I stated in the slides and the applet page (at
http://www.cs.cmu.edu/~ggordon/SVMs/) that the optimal-margin
hyperplane for a linearly-separable classification problem corresponds
to the weight vector at the ball center of version space. This is a
slight oversimplification, and here is the full explanation.
A word of terminology: the applet will let you look at weight space
from two views, corresponding to weight vectors (v,w,-1) and
(-v,-w,1). (The first is the default setting; placing a weight vector
by control-clicking switches to the opposite setting.) I will call
the default setting "positive weight space" and the other one
"negative weight space."
If version space is bounded, everything's OK. Version space will lie
in either positive weight space or negative weight space but not both.

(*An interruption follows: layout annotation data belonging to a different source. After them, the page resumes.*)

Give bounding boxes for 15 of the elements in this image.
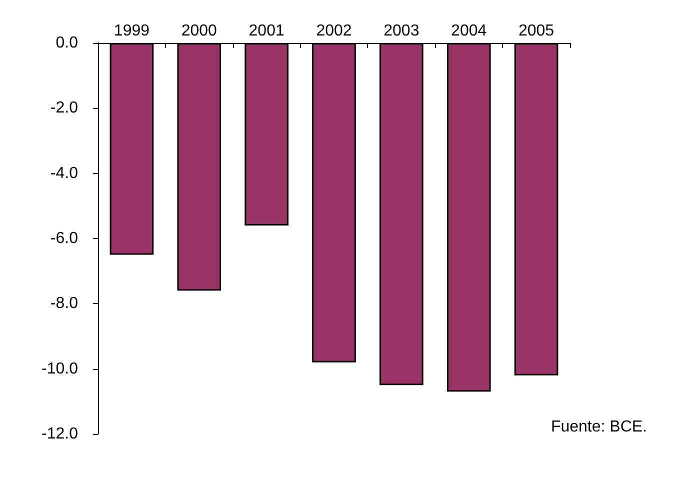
x-tick-label: 2005 <box>518 22 554 40</box>
y-tick-label: -2.0 <box>50 100 78 117</box>
x-tick-label: 2003 <box>384 22 420 40</box>
x-tick-label: 2002 <box>316 22 352 40</box>
y-tick-label: -4.0 <box>50 164 78 182</box>
y-tick-label: -8.0 <box>50 295 78 312</box>
y-tick-label: -10.0 <box>42 360 78 378</box>
y-tick-label: -12.0 <box>42 426 78 442</box>
y-tick-label: 0.0 <box>56 34 78 52</box>
x-tick-label: 1999 <box>114 22 150 40</box>
annotation: Fuente: BCE. <box>550 418 647 436</box>
x-tick-label: 2000 <box>181 22 218 40</box>
x-tick-label: 2004 <box>451 22 487 40</box>
y-tick-label: -6.0 <box>50 230 78 247</box>
x-tick-label: 2001 <box>248 22 284 40</box>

The ball center of version space (the center of the largest ball
inscribed inside version space) always corresponds to the
optimal-margin hyperplane.
But what if version space is unbounded? Then version space can
intersect both positive and negative weight space. There are 4 cases,
according to whether positive version space and negative version space
include the origin. If both contain the origin, there are no training
examples, and all weight vectors are optimal.

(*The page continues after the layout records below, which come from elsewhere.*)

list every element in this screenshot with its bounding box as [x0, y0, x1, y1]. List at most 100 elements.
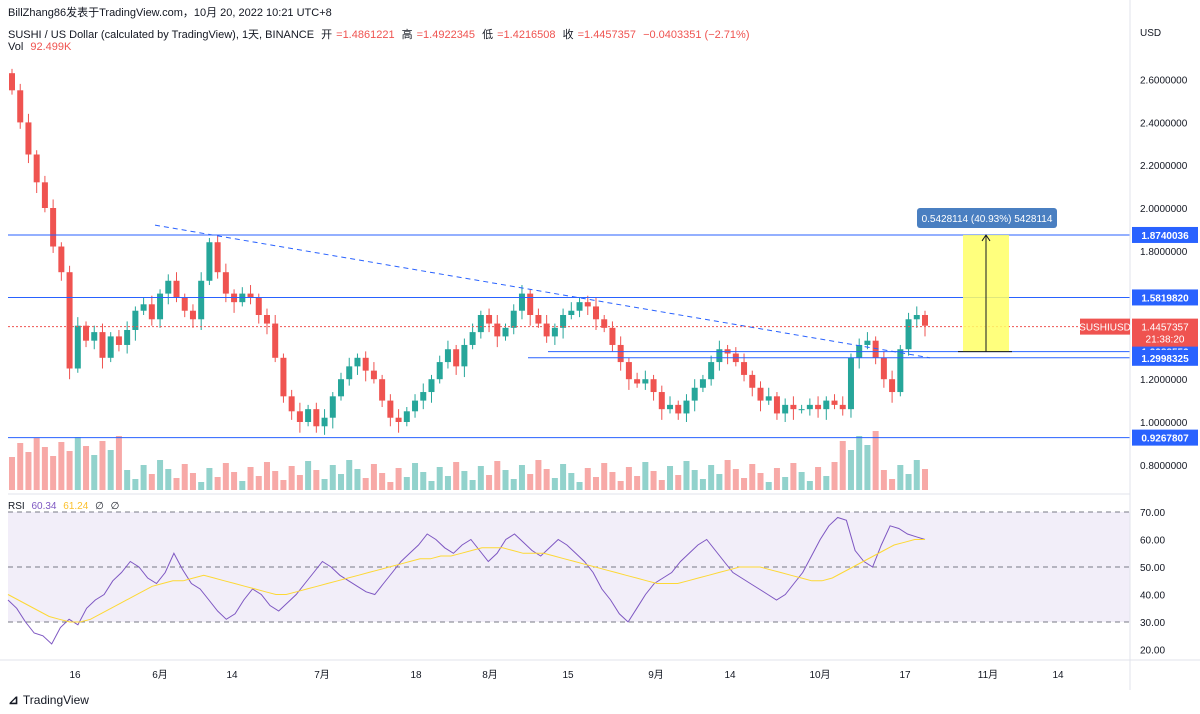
candle-body: [74, 325, 81, 369]
candle-body: [165, 280, 172, 294]
volume-bar: [412, 463, 419, 490]
volume-bar: [527, 474, 534, 490]
volume-bar: [897, 465, 904, 490]
candle-body: [33, 154, 40, 183]
price-tick-label: 1.2000000: [1140, 375, 1188, 386]
candle-body: [99, 332, 106, 358]
price-tick-label: 2.2000000: [1140, 161, 1188, 172]
candle-body: [494, 323, 501, 337]
volume-bar: [115, 436, 122, 490]
candle-body: [749, 374, 756, 388]
candle-body: [272, 323, 279, 358]
candle-body: [157, 293, 164, 320]
volume-bar: [17, 443, 24, 490]
symbol-line: SUSHI / US Dollar (calculated by Trading…: [8, 29, 315, 41]
candle-body: [741, 362, 748, 375]
candle-body: [691, 387, 698, 401]
rsi-label: RSI: [8, 501, 25, 512]
volume-bar: [568, 473, 575, 490]
volume-bar: [535, 460, 542, 490]
volume-bar: [214, 477, 221, 490]
price-pane[interactable]: 0.5428114 (40.93%) 5428114: [8, 68, 1130, 490]
level-label-bg: [1132, 226, 1198, 243]
candle-body: [543, 323, 550, 337]
price-tick-label: 0.8000000: [1140, 461, 1188, 472]
volume-bar: [551, 478, 558, 490]
candle-body: [568, 310, 575, 315]
volume-bar: [617, 481, 624, 490]
level-label-bg: [1132, 349, 1198, 366]
volume-bar: [189, 473, 196, 490]
candle-body: [922, 315, 928, 326]
volume-bar: [140, 465, 147, 490]
candle-body: [864, 340, 871, 345]
price-tick-label: 2.6000000: [1140, 76, 1188, 87]
candle-body: [699, 379, 706, 388]
volume-bar: [395, 468, 402, 490]
volume-bar: [922, 469, 928, 490]
volume-bar: [25, 452, 32, 490]
volume-bar: [272, 471, 279, 490]
level-label: 1.5819820: [1141, 293, 1189, 304]
volume-bar: [790, 463, 797, 490]
volume-bar: [263, 462, 270, 490]
volume-bar: [444, 476, 451, 490]
volume-bar: [765, 482, 772, 490]
volume-bar: [338, 474, 345, 490]
rsi-pane[interactable]: [7, 511, 1130, 645]
volume-bar: [856, 436, 863, 490]
volume-bar: [288, 466, 295, 490]
time-tick-label: 11月: [978, 669, 998, 681]
candle-body: [609, 327, 616, 345]
measure-label-bg: [917, 208, 1057, 228]
rsi-ma-value: 61.24: [63, 501, 89, 512]
candle-body: [708, 362, 715, 380]
candle-body: [83, 325, 90, 341]
candle-body: [395, 417, 402, 422]
rsi-tick-label: 40.00: [1140, 591, 1165, 602]
volume-bar: [576, 482, 583, 490]
candle-body: [379, 379, 386, 401]
candle-body: [313, 409, 320, 427]
volume-bar: [239, 481, 246, 490]
candle-body: [305, 409, 312, 422]
volume-bar: [280, 480, 287, 490]
candle-body: [510, 310, 517, 328]
candle-body: [412, 400, 419, 412]
watermark: BillZhang86发表于TradingView.com，10月 20, 20…: [8, 7, 332, 19]
volume-bar: [741, 478, 748, 490]
rsi-ma-line: [7, 539, 925, 623]
candle-body: [362, 357, 369, 371]
candle-body: [296, 411, 303, 422]
level-label: 1.2998325: [1141, 354, 1189, 365]
rsi-value: 60.34: [31, 501, 57, 512]
candle-body: [880, 357, 887, 380]
candle-body: [214, 242, 221, 273]
volume-bar: [749, 464, 756, 490]
candle-body: [338, 379, 345, 397]
volume-bar: [469, 480, 476, 490]
candle-body: [634, 379, 641, 384]
candle-body: [91, 332, 98, 341]
volume-bar: [148, 474, 155, 490]
candle-body: [782, 404, 789, 414]
volume-bar: [477, 466, 484, 490]
volume-bar: [206, 468, 213, 490]
candle-body: [263, 315, 270, 324]
tradingview-logo[interactable]: ⊿ TradingView: [8, 692, 89, 708]
candle-body: [617, 344, 624, 363]
volume-bar: [847, 450, 854, 490]
candle-body: [798, 409, 805, 411]
candle-body: [189, 310, 196, 320]
candle-body: [518, 293, 525, 311]
volume-bar: [66, 451, 73, 490]
volume-bar: [601, 463, 608, 490]
volume-bar: [165, 469, 172, 490]
time-tick-label: 8月: [482, 669, 498, 681]
volume-bar: [518, 465, 525, 490]
price-tick-label: 1.0000000: [1140, 418, 1188, 429]
volume-bar: [99, 441, 106, 490]
candle-body: [642, 379, 649, 384]
volume-bar: [634, 476, 641, 490]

If just one of positive and negative version space contains the
origin, all training examples are the same class. So, again, all
weight vectors are optimal: we can fix any weight vector and achieve
an arbitrary margin by adjusting the bias. The standard quadratic
program for fitting an SVM will pick the origin as the optimal weight
vector, while the most pleasing definition of "ball center" may put
the ball center of version space at infinity, but the difference makes
no difference.
If neither positive nor negative version space contains the origin,
that's when things start to get weird. The optimal weight vector will
still be equidistant from some subset of constraints (usually d+1 of
them in d dimensions). But, it may be possible to increase the size
of the inscribed ball by moving the weight vector in some direction.
Doing so will *decrease* the margin. To visualize this situation in
the applet, give it any training data (on the unit circle) which can
be separated by a line through the origin.